Para alcançar melhores resultados, especialistas recomendam que o produtor adote um acompanhamento constante da lavoura, com base em análises de solo e foliares, além de observação técnica no campo.

Sinais como desuniformidade, queda de vigor, frutos deformados, baixa produtividade e perda de firmeza podem indicar desequilíbrios nutricionais e necessidade de ajuste imediato no manejo.

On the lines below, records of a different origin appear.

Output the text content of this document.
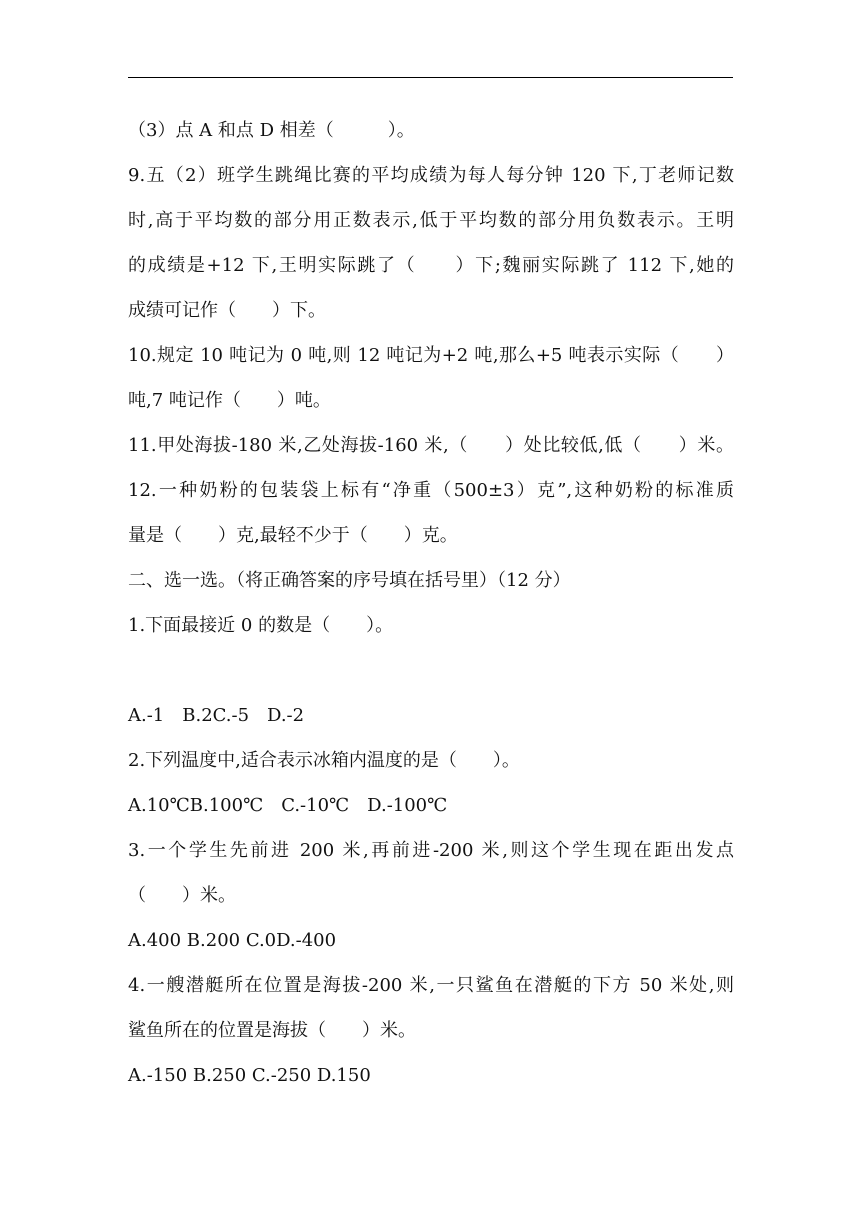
（3）点 A 和点 D 相差（　　　）。
9.五（2）班学生跳绳比赛的平均成绩为每人每分钟 120 下,丁老师记数
时,高于平均数的部分用正数表示,低于平均数的部分用负数表示。王明
的成绩是+12 下,王明实际跳了（　　）下;魏丽实际跳了 112 下,她的
成绩可记作（　　）下。
10.规定 10 吨记为 0 吨,则 12 吨记为+2 吨,那么+5 吨表示实际（　　）
吨,7 吨记作（　　）吨。
11.甲处海拔-180 米,乙处海拔-160 米,（　　）处比较低,低（　　）米。
12.一种奶粉的包装袋上标有“净重（500±3）克”,这种奶粉的标准质
量是（　　）克,最轻不少于（　　）克。
二、选一选。（将正确答案的序号填在括号里）（12 分）
1.下面最接近 0 的数是（　　）。
A.-1　B.2C.-5　D.-2
2.下列温度中,适合表示冰箱内温度的是（　　）。
A.10℃B.100℃　C.-10℃　D.-100℃
3.一个学生先前进 200 米,再前进-200 米,则这个学生现在距出发点
（　　）米。
A.400 B.200 C.0D.-400
4.一艘潜艇所在位置是海拔-200 米,一只鲨鱼在潜艇的下方 50 米处,则
鲨鱼所在的位置是海拔（　　）米。
A.-150 B.250 C.-250 D.150
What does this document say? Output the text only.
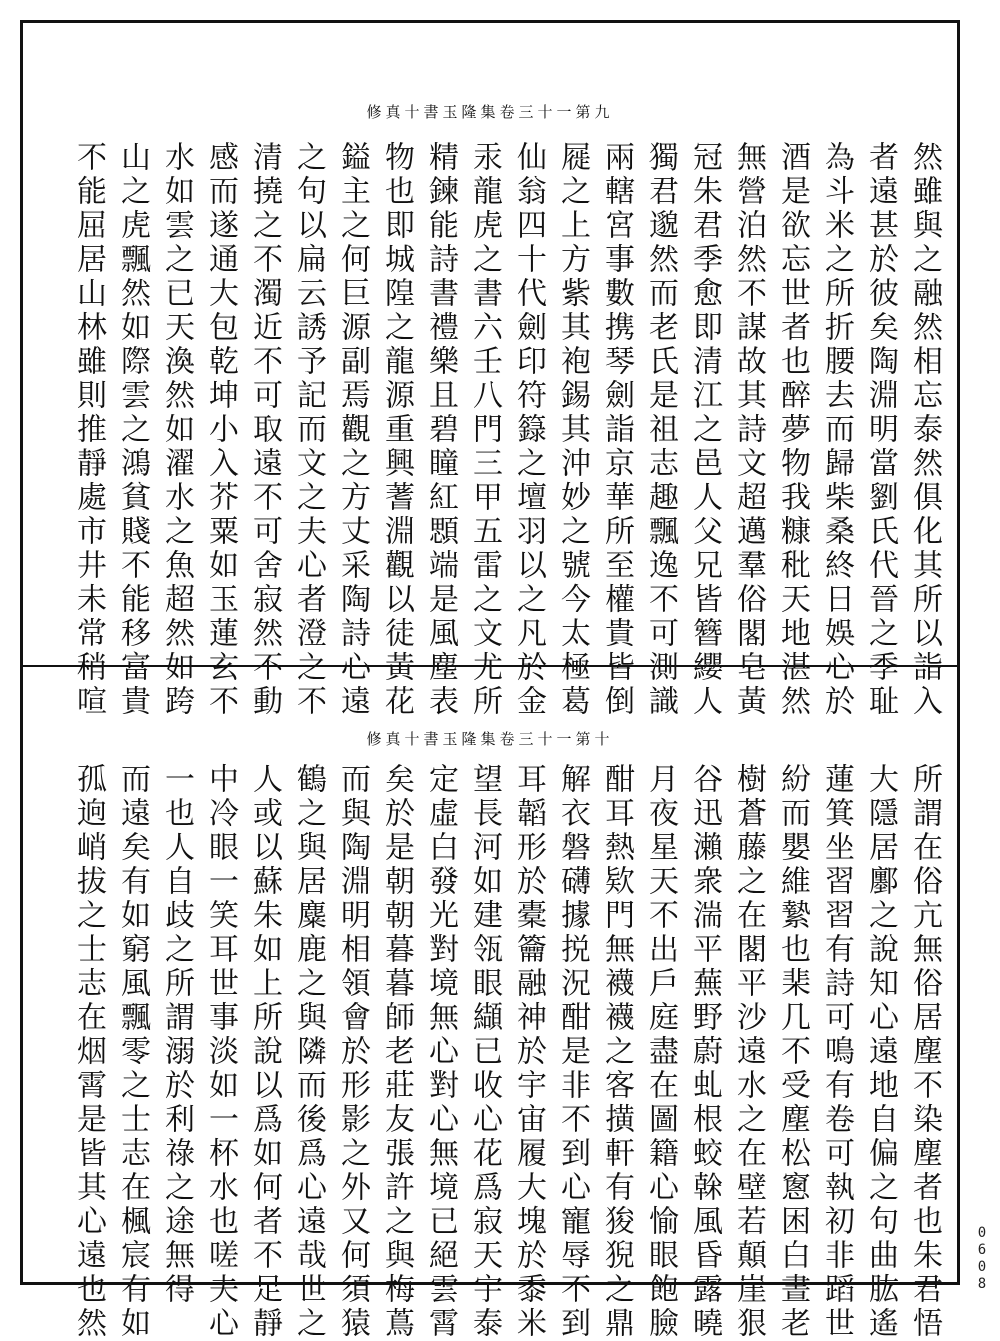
修真十書玉隆集卷三十一第九
然雖與之融然相忘泰然俱化其所以詣入
者遠甚於彼矣陶淵明當劉氏代晉之季耻
為斗米之所折腰去而歸柴桑終日娛心於
酒是欲忘世者也醉夢物我糠秕天地湛然
無營泊然不謀故其詩文超邁羣俗閣皂黃
冠朱君季愈即清江之邑人父兄皆簪纓人
獨君邈然而老氏是祖志趣飄逸不可測識
兩轄宮事數携琴劍詣京華所至權貴皆倒
屣之上方紫其袍錫其沖妙之號今太極葛
仙翁四十代劍印符籙之壇羽以之凡於金
汞龍虎之書六壬八門三甲五雷之文尤所
精鍊能詩書禮樂且碧瞳紅顋端是風塵表
物也即城隍之龍源重興蓍淵觀以徒黃花
鎰主之何巨源副焉觀之方丈采陶詩心遠
之句以扁云誘予記而文之夫心者澄之不
清撓之不濁近不可取遠不可舍寂然不動
感而遂通大包乾坤小入芥粟如玉蓮玄不
水如雲之已天渙然如濯水之魚超然如跨
山之虎飄然如際雲之鴻貧賤不能移富貴
不能屈居山林雖則推靜處市井未常稍喧
修真十書玉隆集卷三十一第十
所謂在俗亢無俗居塵不染塵者也朱君悟
大隱居鄽之說知心遠地自偏之句曲肱遙
蓮箕坐習習有詩可鳴有卷可執初非蹈世
紛而嬰維縶也棐几不受塵松窻困白晝老
樹蒼藤之在閣平沙遠水之在壁若顛崖狠
谷迅瀨衆湍平蕪野蔚虬根蛟榦風昏露曉
月夜星天不出戶庭盡在圖籍心愉眼飽臉
酣耳熱欵門無襪襪之客撗軒有狻猊之鼎
解衣磐礴據捝況酣是非不到心寵辱不到
耳韜形於橐籥融神於宇宙履大塊於黍米
望長河如建瓴眼纈已收心花爲寂天宇泰
定虛白發光對境無心對心無境已絕雲霄
矣於是朝朝暮暮師老莊友張許之與梅蔦
而與陶淵明相領會於形影之外又何須猿
鶴之與居麋鹿之與隣而後爲心遠哉世之
人或以蘇朱如上所說以爲如何者不足靜
中冷眼一笑耳世事淡如一杯水也嗟夫心
一也人自歧之所謂溺於利祿之途無得
而遠矣有如窮風飄零之士志在楓宸有如
孤逈峭拔之士志在烟霄是皆其心遠也然	0608
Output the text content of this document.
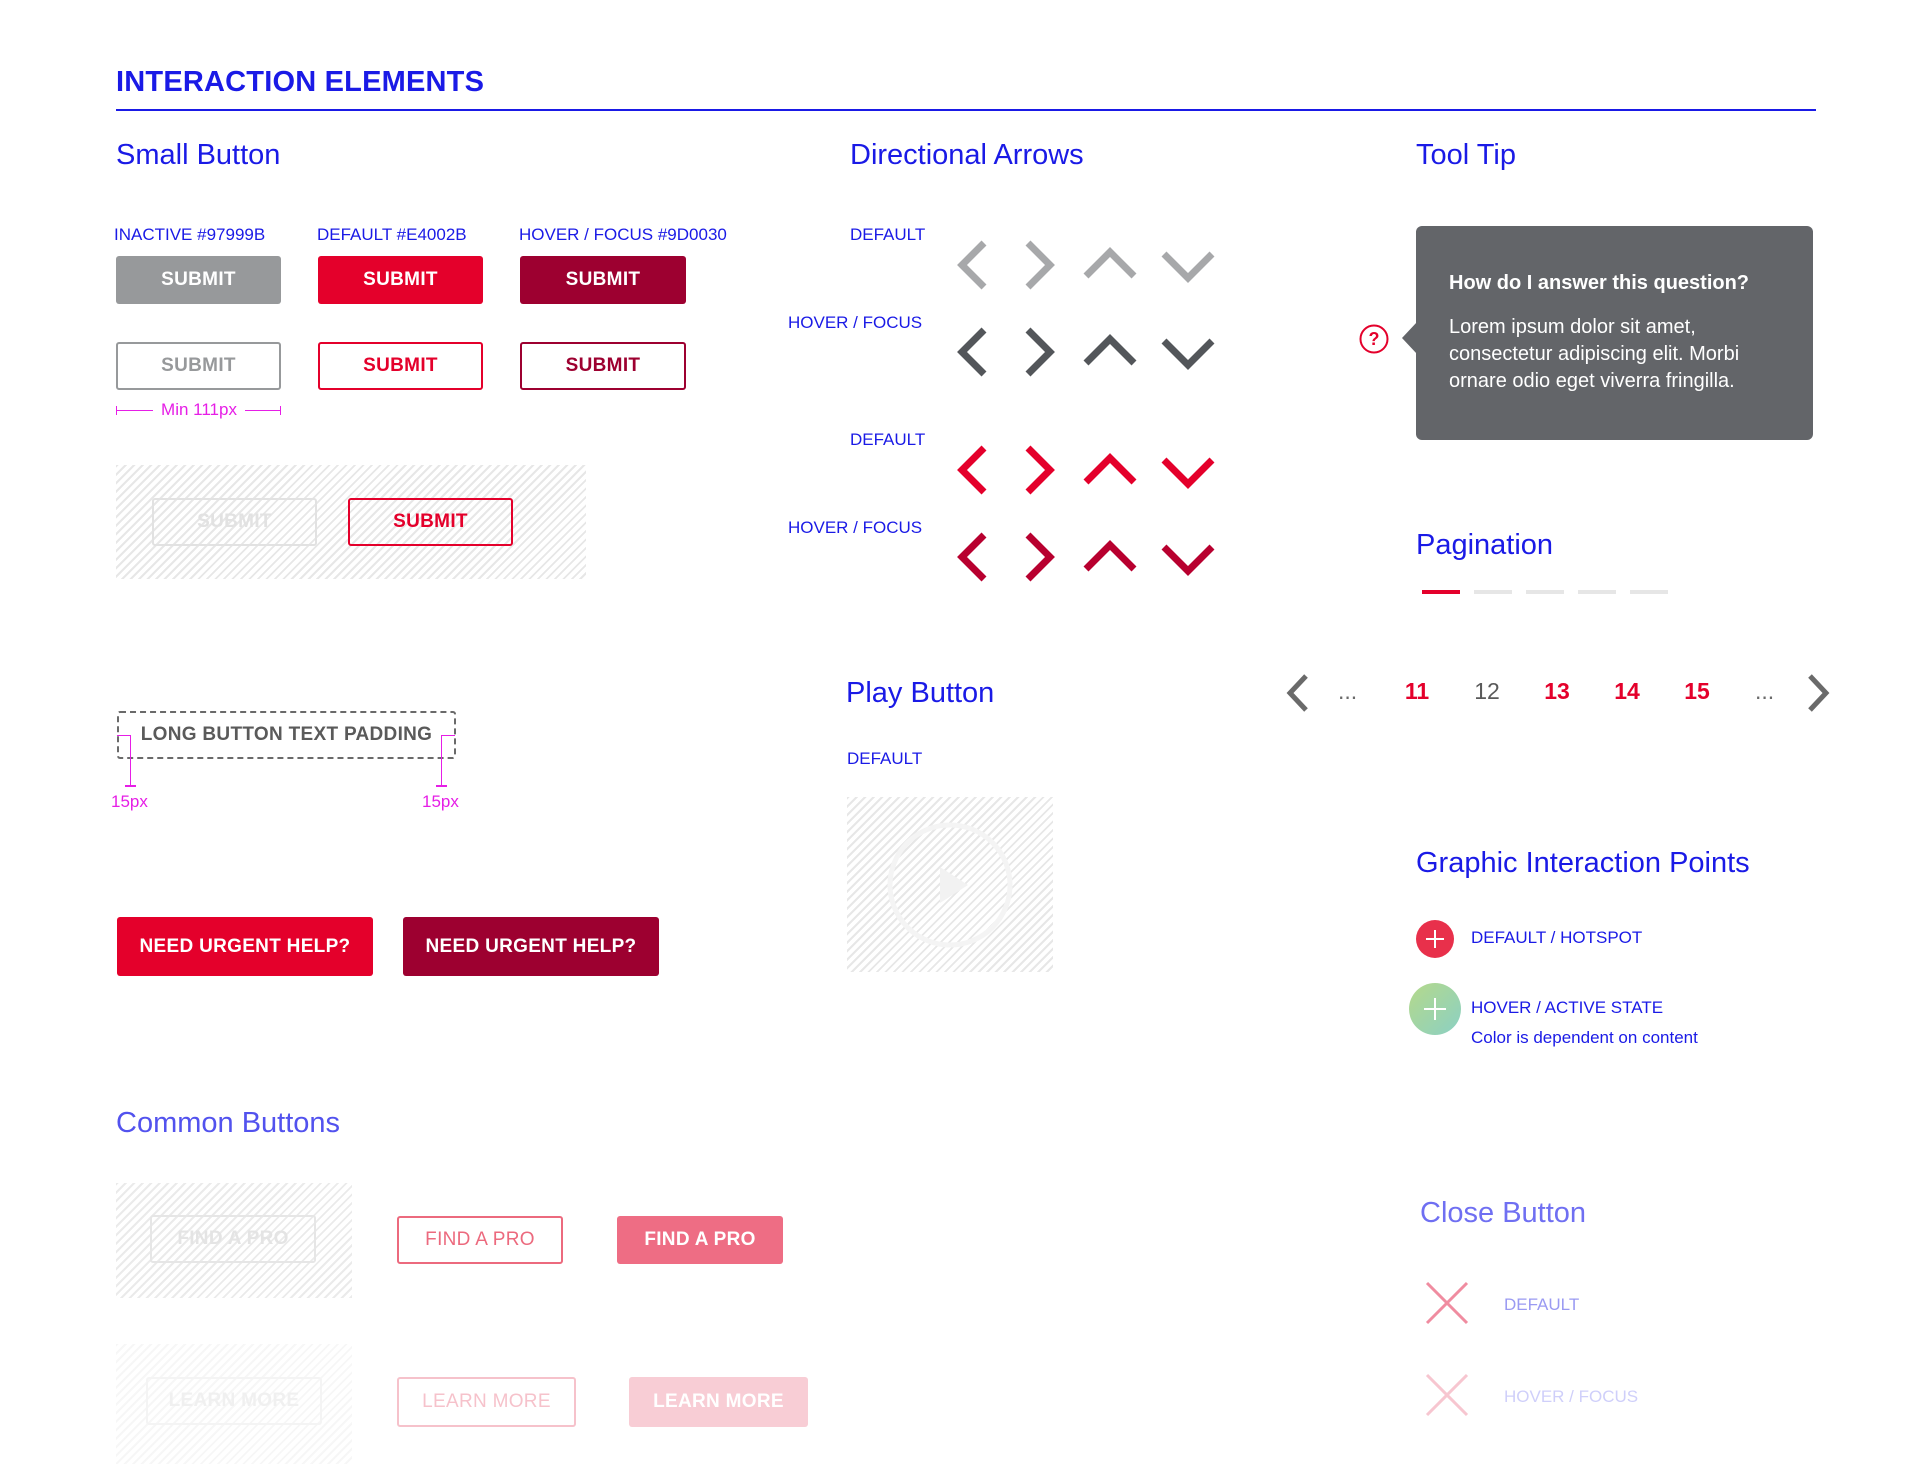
INTERACTION ELEMENTS
Small Button
INACTIVE #97999B	DEFAULT #E4002B	HOVER / FOCUS #9D0030
SUBMIT	SUBMIT	SUBMIT
SUBMIT	SUBMIT	SUBMIT
Min 111px
SUBMIT	SUBMIT
LONG BUTTON TEXT PADDING
15px	15px
NEED URGENT HELP?	NEED URGENT HELP?
Directional Arrows
DEFAULT
HOVER / FOCUS
DEFAULT
HOVER / FOCUS
Tool Tip
How do I answer this question?
Lorem ipsum dolor sit amet, consectetur adipiscing elit. Morbi ornare odio eget viverra fringilla.
?
Pagination
...	11	12	13	14	15	...
Play Button
DEFAULT
Graphic Interaction Points
DEFAULT / HOTSPOT
HOVER / ACTIVE STATE
Color is dependent on content
Common Buttons
FIND A PRO	FIND A PRO	FIND A PRO
LEARN MORE	LEARN MORE	LEARN MORE
Close Button
DEFAULT
HOVER / FOCUS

“A base técnica é semelhante entre os produtores, mas a estratégia deve ser ajustada conforme estrutura, tecnologia disponível e nível de investimento. Hoje existem soluções acessíveis para diferentes perfis de produção, permitindo ganhos de produtividade e qualidade em todas as escalas”, afirma Fernanda Dantas.

Tecnologia nutricional fortalece competitividade do hortifruti brasileiro

Com o avanço das tecnologias nutricionais e a adoção de práticas mais precisas de manejo, o setor de hortifruti tende a reduzir perdas ao longo da cadeia e elevar o padrão de qualidade exigido pelo mercado.

A tendência é de maior profissionalização da produção, com integração entre tecnologia, monitoramento e sustentabilidade, fortalecendo a competitividade do produtor e contribuindo para um sistema alimentar mais eficiente.